Ideally (for the parasite, at least), another rat eats this infected snail, allowing the larvae to fully mature, head over to that rat’s lungs, and start the cycle again. But sometimes, a human or other animal eats the infected snail or is otherwise exposed to the larvae instead. When this happens in humans, the worms can invade our nervous system and brain, triggering an infection called eosinophilic meningitis. Fish, frogs, and crustaceans can also become less preferred but still viable hosts to the infectious larvae, providing another potential route of transmission to humans.

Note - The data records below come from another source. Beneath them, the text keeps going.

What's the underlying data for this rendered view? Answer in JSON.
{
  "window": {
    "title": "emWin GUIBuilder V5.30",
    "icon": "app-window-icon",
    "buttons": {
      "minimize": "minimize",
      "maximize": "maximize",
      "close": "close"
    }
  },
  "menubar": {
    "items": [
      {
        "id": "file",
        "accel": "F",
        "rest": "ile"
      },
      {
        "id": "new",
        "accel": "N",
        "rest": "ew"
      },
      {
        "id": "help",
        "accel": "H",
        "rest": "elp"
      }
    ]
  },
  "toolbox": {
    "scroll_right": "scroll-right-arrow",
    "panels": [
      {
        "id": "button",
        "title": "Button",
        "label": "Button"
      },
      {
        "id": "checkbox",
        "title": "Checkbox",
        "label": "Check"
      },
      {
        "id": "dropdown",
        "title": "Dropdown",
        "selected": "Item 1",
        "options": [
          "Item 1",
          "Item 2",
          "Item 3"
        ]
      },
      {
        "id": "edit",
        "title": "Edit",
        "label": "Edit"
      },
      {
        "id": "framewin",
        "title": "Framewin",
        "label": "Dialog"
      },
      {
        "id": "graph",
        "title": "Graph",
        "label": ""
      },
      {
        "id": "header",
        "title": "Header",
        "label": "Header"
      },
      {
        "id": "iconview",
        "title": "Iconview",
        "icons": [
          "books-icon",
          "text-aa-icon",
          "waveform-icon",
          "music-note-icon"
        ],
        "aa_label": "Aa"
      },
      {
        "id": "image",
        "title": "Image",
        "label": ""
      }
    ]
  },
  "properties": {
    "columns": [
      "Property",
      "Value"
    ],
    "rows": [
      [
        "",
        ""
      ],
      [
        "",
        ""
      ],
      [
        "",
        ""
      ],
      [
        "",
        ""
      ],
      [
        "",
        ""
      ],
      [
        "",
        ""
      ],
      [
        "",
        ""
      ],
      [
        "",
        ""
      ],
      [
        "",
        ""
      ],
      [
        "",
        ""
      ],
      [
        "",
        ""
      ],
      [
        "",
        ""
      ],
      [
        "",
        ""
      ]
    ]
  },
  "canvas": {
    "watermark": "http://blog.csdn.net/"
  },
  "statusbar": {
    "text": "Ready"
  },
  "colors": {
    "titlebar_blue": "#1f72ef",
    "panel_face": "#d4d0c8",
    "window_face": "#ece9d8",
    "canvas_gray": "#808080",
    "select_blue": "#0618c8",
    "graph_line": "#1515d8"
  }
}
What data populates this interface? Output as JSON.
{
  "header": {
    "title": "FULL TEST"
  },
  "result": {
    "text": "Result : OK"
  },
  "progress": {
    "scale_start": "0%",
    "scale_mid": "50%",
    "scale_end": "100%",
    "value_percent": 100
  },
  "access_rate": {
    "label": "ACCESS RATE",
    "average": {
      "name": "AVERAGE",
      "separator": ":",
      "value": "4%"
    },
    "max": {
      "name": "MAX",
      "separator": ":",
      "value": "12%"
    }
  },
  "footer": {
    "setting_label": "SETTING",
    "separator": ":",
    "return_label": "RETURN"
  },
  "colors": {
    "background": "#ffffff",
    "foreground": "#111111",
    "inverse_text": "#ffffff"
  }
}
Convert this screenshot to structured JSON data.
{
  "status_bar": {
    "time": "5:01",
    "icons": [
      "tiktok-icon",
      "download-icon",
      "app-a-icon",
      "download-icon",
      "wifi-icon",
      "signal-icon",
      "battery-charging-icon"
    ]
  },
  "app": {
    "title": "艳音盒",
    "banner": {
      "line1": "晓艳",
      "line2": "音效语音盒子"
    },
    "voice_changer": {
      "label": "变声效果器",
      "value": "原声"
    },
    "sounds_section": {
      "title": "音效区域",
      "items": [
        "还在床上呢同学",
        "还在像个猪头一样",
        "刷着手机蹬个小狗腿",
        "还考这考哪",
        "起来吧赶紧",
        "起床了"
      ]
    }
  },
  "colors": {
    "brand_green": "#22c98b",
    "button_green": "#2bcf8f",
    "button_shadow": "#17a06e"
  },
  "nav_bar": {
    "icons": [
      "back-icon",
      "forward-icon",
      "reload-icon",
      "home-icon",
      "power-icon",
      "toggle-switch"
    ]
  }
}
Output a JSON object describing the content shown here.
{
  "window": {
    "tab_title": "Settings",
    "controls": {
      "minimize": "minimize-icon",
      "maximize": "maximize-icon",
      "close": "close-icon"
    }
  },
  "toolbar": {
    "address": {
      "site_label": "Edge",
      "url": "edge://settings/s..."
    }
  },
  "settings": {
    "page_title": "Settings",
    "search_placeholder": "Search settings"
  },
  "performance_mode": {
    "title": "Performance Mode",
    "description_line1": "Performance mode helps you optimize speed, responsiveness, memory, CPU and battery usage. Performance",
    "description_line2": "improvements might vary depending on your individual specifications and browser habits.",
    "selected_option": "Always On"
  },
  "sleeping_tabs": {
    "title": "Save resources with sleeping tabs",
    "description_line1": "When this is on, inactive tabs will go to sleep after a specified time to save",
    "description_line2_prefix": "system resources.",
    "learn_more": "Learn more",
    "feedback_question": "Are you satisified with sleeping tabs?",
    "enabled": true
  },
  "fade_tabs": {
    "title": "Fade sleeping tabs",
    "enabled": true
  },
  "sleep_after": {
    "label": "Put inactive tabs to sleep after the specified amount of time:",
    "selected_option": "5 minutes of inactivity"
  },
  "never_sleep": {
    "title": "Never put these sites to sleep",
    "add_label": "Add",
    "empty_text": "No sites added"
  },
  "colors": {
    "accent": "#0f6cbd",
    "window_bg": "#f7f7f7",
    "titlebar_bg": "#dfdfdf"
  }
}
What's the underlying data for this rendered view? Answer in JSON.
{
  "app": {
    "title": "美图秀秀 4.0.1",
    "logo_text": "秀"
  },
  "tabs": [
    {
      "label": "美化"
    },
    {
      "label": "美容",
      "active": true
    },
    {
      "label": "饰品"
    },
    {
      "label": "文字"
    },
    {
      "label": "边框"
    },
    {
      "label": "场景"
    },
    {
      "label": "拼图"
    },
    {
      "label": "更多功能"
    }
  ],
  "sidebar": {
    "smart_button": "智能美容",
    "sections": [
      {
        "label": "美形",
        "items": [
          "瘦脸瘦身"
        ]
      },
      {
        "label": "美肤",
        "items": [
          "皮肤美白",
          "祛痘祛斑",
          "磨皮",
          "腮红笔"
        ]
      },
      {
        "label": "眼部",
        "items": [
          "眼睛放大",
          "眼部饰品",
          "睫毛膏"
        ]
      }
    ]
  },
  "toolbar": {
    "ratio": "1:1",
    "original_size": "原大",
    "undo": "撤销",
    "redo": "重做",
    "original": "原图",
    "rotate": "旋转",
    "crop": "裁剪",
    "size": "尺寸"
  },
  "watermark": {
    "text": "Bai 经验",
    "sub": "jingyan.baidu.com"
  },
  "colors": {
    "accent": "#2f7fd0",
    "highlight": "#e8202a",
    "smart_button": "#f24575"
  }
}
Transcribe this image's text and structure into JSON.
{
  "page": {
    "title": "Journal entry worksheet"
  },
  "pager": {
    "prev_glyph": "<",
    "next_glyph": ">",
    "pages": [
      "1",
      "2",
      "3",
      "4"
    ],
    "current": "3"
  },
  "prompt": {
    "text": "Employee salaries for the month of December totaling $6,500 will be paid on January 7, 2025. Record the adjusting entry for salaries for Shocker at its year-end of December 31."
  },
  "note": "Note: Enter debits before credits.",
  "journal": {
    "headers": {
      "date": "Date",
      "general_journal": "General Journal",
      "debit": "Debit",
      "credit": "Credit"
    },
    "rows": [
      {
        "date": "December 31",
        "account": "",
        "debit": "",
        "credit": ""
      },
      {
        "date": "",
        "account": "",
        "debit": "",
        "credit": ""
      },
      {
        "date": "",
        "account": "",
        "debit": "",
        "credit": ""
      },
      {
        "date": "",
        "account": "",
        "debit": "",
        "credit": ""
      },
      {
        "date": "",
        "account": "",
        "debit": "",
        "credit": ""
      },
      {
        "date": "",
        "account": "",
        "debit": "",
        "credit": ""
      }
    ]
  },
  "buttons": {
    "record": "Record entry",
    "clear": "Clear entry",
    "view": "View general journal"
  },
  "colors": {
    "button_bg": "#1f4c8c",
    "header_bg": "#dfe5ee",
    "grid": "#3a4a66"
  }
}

Most cases of human rat lungworm have been documented in Southeast Asia and the Pacific Islands, including Hawaii, where the worms are endemic. But in recent years, the worms have started to show up in other regions of the world, including Louisiana, Texas, and Florida in the U.S. And there’s now clear evidence that they’ve made themselves comfortable in Georgia as well, according to the authors of this new study, published earlier this month in the journal Emerging Infectious Diseases.
The researchers analyzed tissue samples collected from brown rats found dead around a local zoo in Atlanta between 2019 to 2022. About 20% of these rats were infected with rat lungworm, confirmed through genetic testing and physical examination. The genetic testing also revealed that the worms bore a close resemblance to worms found in Louisiana and other parts of the U.S. where they’ve recently been seen.
The findings, the authors say, “[suggest] that this zoonotic parasite was introduced to and has become established in a new area of the southeastern United States.” It’s also possible that the worms have been in Georgia even longer than known, given that other studies have found infected rats in the neighboring states of Florida and Alabama prior to 2019.
Cases of human rat lungworm are rarely reported in the U.S., though it might be more common than currently thought. Most infections are mild and tend to not require treatment to clear up. However, a heavy infestation can cause permanent neurological damage and even death. The worms can also be dangerous to the surrounding wildlife that they infect.
All in all, the authors say, the existence of the worm in the populated Atlanta area poses “a possible threat to the health of humans and domestic, free-ranging, and captive animals.” More research should be done to better understand the worms’ potential for expanding further into the U.S., they add.